"Here we are!"
"There they are!" exclaimed Mrs. Orban, with a little sob in her voice.
"Who? who?" yelled Peter, dashing from the other side of the carriage.
"Grannie and grandpapa," answered Mrs. Orban.
"Oh, where?" said Peter, as the train stopped. The children knew Bob Cochrane's grandfather and grandmother—a very comfortable, homely old pair of the typical "grannyish" type, rather bent, rather deaf, and always referred to as "the old people." Trixy invariably rushed at them when they came, and called them "the dear old pets."
There was no one the least "grannyish" or cosy-looking on the platform. Only a very erect, elderly gentleman with silver hair, and a lady who might have been the Queen, so dignified, so stately was she. They were the sort of people the twins had read of but never seen.
A hush fell over the children as they scrambled out of the carriage after their mother, and waited till their grandparents were ready to notice them. Then they each received a kiss and a handshake which made them instantly feel that nothing would be more impossible than to rush upon this grandfather and grandmother and call them either "dear," "old," or "pets."
All through the drive in the old-fashioned waggonette the sense of unfamiliarity grew as the children stared—the twins furtively, Peter openly—at Mr. and Mrs. Chase.
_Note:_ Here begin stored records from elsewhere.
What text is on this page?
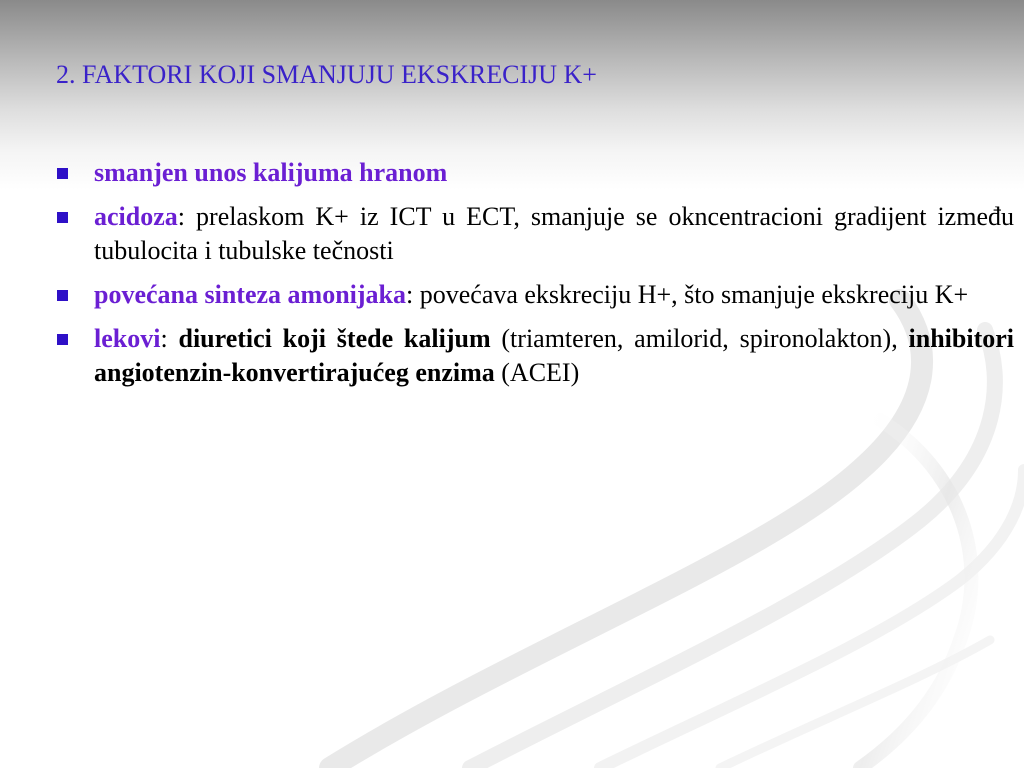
2. FAKTORI KOJI SMANJUJU EKSKRECIJU K+
smanjen unos kalijuma hranom
acidoza: prelaskom K+ iz ICT u ECT, smanjuje se okncentracioni gradijent između tubulocita i tubulske tečnosti
povećana sinteza amonijaka: povećava ekskreciju H+, što smanjuje ekskreciju K+
lekovi: diuretici koji štede kalijum (triamteren, amilorid, spironolakton), inhibitori angiotenzin-konvertirajućeg enzima (ACEI)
It seemed to the twins such a queer arrival, and so different to anything they had expected, that they could scarcely believe it was real. "Why," thought Nesta, "the Cochranes make much more fuss over us when we go to see them for a day." But Eustace's thoughts were too confused for description.
The conversation was funny and jerky, and just the sort of things strangers say to each other. Mrs. Chase hoped they were not very tired, and that they had had a nice journey. And Mr. Chase said it was a hotter summer than there had been for the last ten years, and so on.